21:38:11 <TheTechRobo> Even if that did work, lrzip only really works well with large files (>50MB) which most warc entries won't be
21:38:22 <JAA> The custom dictionary on the zstd WARCs fixes this because that way you *can* compress the similar parts between records by shoving them in the dictionary.
21:38:23 <TheTechRobo> so it's only good for compressing whole warcs
21:39:10 <JAA> Unfortunately, tooling for zstd WARCs so far is ... scarce.

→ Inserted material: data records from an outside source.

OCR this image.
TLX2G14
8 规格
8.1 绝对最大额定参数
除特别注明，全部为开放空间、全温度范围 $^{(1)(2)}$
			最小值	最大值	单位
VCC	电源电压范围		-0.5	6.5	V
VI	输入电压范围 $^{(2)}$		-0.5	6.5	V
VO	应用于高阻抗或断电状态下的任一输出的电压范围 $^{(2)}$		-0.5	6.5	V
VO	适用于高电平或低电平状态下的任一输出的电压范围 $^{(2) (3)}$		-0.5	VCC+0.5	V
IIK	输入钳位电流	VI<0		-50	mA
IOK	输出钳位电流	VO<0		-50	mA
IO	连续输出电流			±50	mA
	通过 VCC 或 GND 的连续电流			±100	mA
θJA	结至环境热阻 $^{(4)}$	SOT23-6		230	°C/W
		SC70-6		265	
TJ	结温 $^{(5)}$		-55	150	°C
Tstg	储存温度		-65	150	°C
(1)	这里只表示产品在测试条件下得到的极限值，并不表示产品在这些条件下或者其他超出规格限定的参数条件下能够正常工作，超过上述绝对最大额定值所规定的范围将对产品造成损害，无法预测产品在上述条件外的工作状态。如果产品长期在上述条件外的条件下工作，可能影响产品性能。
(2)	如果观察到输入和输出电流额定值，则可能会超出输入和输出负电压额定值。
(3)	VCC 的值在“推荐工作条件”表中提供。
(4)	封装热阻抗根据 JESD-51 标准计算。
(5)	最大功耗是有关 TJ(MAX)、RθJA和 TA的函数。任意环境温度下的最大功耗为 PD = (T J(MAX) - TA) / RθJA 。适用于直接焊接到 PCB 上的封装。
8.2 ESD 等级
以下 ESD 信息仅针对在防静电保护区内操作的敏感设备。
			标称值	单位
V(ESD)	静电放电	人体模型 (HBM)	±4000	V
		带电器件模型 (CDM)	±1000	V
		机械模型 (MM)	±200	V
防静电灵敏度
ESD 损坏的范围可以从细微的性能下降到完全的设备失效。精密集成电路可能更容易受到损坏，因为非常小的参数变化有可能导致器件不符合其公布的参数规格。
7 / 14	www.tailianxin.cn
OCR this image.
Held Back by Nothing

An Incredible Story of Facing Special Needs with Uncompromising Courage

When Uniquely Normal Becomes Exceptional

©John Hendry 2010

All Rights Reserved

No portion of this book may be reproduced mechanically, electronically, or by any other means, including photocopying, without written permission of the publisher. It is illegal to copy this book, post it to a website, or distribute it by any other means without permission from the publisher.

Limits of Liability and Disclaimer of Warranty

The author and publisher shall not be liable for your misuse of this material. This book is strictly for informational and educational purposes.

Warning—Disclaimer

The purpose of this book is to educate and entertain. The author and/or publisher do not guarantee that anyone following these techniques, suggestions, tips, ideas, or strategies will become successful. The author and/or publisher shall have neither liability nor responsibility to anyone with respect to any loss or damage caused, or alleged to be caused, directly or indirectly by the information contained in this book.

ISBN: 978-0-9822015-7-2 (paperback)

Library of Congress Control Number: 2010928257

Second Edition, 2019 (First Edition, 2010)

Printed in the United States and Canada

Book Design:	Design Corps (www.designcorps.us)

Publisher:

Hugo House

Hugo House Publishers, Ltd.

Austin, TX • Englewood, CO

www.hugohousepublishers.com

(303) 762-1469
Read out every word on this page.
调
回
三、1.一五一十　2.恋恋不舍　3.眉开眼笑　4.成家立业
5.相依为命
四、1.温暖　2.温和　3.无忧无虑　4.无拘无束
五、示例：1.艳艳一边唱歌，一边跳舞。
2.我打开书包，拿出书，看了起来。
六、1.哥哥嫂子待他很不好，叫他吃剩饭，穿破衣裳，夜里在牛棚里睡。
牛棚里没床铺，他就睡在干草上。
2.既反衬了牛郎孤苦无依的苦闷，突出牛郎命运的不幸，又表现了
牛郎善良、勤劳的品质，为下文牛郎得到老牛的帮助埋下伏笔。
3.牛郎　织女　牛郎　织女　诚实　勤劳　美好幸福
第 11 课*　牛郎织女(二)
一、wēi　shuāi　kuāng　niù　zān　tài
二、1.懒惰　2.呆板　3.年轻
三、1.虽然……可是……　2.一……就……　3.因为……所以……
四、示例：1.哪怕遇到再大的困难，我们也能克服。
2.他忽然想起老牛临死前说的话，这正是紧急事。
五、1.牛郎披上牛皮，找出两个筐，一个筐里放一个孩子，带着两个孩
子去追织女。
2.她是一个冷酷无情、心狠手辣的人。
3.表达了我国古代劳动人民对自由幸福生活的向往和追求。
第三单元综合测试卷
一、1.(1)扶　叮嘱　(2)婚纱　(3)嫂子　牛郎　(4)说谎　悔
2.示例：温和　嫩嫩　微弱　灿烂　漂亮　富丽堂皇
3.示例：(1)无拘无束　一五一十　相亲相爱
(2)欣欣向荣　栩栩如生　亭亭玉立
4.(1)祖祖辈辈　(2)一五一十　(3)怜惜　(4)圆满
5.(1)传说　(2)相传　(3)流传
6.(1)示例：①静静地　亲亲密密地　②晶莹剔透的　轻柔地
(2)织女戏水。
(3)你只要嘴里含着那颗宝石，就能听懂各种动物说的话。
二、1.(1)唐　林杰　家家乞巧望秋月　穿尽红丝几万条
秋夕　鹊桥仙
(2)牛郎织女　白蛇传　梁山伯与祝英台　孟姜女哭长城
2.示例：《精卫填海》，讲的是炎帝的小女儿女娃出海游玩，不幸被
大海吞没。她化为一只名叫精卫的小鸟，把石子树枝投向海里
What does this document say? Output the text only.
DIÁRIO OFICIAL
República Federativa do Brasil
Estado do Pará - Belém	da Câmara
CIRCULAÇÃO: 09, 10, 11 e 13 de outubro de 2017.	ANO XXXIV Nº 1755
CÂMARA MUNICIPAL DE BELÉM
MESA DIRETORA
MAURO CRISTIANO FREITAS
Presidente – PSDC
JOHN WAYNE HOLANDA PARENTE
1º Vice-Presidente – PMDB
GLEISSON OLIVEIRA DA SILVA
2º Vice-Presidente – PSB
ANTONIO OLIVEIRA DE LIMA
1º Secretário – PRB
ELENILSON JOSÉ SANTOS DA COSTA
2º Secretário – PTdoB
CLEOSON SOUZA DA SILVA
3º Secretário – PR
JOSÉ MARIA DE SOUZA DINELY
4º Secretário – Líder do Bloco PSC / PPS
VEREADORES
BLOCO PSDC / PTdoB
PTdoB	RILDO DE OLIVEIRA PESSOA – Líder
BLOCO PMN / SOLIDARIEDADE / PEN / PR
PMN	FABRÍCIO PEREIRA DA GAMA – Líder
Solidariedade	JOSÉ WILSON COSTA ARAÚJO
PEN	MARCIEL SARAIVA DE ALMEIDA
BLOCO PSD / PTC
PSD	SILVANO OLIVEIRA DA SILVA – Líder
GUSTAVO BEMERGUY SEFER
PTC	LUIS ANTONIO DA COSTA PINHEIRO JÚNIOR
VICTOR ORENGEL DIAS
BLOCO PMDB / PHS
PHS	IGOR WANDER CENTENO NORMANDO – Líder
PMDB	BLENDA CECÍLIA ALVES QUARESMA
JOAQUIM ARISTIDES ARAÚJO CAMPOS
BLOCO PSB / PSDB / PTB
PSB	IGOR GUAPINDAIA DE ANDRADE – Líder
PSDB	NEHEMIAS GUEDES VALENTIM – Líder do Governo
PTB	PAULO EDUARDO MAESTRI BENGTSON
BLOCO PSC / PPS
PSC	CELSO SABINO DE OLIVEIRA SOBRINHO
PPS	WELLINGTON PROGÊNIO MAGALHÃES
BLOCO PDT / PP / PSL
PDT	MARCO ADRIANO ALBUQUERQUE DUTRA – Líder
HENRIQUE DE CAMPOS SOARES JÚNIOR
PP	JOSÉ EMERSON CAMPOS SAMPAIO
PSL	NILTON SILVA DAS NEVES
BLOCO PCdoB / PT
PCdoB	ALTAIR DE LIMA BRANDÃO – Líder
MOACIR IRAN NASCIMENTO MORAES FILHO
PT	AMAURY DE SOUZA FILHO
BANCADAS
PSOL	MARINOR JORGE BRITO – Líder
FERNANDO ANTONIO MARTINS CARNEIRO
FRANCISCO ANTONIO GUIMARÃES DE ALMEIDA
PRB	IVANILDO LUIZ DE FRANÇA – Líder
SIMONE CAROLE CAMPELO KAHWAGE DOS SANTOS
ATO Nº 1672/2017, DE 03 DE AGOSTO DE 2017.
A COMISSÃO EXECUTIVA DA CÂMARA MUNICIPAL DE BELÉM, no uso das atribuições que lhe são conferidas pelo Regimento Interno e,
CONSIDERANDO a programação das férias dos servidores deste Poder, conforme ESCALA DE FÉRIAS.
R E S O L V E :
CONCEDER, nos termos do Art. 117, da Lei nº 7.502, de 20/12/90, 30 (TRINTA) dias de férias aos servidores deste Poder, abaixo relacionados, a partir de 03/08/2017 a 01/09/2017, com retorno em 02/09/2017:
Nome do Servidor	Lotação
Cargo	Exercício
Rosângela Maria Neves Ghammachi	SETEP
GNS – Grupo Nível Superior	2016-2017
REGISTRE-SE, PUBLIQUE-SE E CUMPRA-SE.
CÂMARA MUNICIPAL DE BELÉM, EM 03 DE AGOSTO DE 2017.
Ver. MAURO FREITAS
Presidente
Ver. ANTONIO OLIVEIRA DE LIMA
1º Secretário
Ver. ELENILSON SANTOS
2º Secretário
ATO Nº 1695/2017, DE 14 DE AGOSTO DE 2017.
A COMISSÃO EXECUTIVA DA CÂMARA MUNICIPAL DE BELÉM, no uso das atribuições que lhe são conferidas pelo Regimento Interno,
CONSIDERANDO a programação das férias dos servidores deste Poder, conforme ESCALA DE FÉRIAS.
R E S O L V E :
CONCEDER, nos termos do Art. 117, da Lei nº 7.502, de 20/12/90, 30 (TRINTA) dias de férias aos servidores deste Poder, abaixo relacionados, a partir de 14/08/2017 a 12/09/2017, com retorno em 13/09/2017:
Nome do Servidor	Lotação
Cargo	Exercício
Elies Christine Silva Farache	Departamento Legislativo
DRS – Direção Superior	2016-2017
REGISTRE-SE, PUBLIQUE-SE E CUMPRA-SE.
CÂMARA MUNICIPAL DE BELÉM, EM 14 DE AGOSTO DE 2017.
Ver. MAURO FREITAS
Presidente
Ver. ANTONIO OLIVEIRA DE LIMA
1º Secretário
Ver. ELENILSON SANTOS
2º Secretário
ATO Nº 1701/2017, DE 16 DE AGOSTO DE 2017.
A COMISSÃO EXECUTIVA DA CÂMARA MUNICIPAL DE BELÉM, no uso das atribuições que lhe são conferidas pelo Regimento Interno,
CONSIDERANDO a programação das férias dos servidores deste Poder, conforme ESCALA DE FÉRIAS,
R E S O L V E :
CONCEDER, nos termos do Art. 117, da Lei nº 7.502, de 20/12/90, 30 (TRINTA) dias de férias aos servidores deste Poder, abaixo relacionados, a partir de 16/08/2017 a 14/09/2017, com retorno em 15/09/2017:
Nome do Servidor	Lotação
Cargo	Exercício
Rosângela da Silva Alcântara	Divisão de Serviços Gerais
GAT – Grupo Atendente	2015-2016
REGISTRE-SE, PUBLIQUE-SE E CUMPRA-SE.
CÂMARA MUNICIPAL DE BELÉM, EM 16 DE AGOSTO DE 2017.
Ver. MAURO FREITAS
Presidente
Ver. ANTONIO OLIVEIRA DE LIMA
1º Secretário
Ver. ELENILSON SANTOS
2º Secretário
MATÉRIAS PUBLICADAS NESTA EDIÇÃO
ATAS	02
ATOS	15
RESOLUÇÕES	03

21:41:13 <JAA> Really wget-at is the only tool that can write them, and IA's CDX-Writer and related software is the only thing that can read them.
21:41:28 <TheTechRobo> really? wpull can't write?
21:41:46 <JAA> I don't think there has been a commit to the wpull repo since we invented .warc.zst. lol
21:42:04 <TheTechRobo> Good point
21:42:10 <JAA> wpull only produces gzipped WARCs.
21:42:22 <TheTechRobo> I was tempted to use ludios_wpull for my project since it's the only one decently maintained
21:42:56 <TheTechRobo> Ended up just compiling python 3.6 and using wpull with it
21:44:54 <JAA> pyenv ftw :-)
21:45:22 <TheTechRobo> I was going to, but I can't be bothered to install it :P
21:46:45 <TheTechRobo> IIRC I gave up on ludios_wpull because it didn't download anything
21:47:13 <TheTechRobo> Probably would have worked if I had fallen back to my 3.7 install (debian buster ftw) but I like to live on the edge with 3.9 :P
21:47:27 <TheTechRobo> I'll have to recompile soon tho, 3.10 just came out
21:49:06 <JAA> cd ~/.pyenv; git pull; pyenv install 3.10
21:49:07 <JAA> Done
21:49:08 <JAA> :-P
21:49:39 <JAA> 3.10.0 *
21:50:18 <TheTechRobo> Shouldn't 3.10 be aliased to the latest 3.10.*?
21:52:43 <JAA> I don't think pyenv has such aliases, but not sure.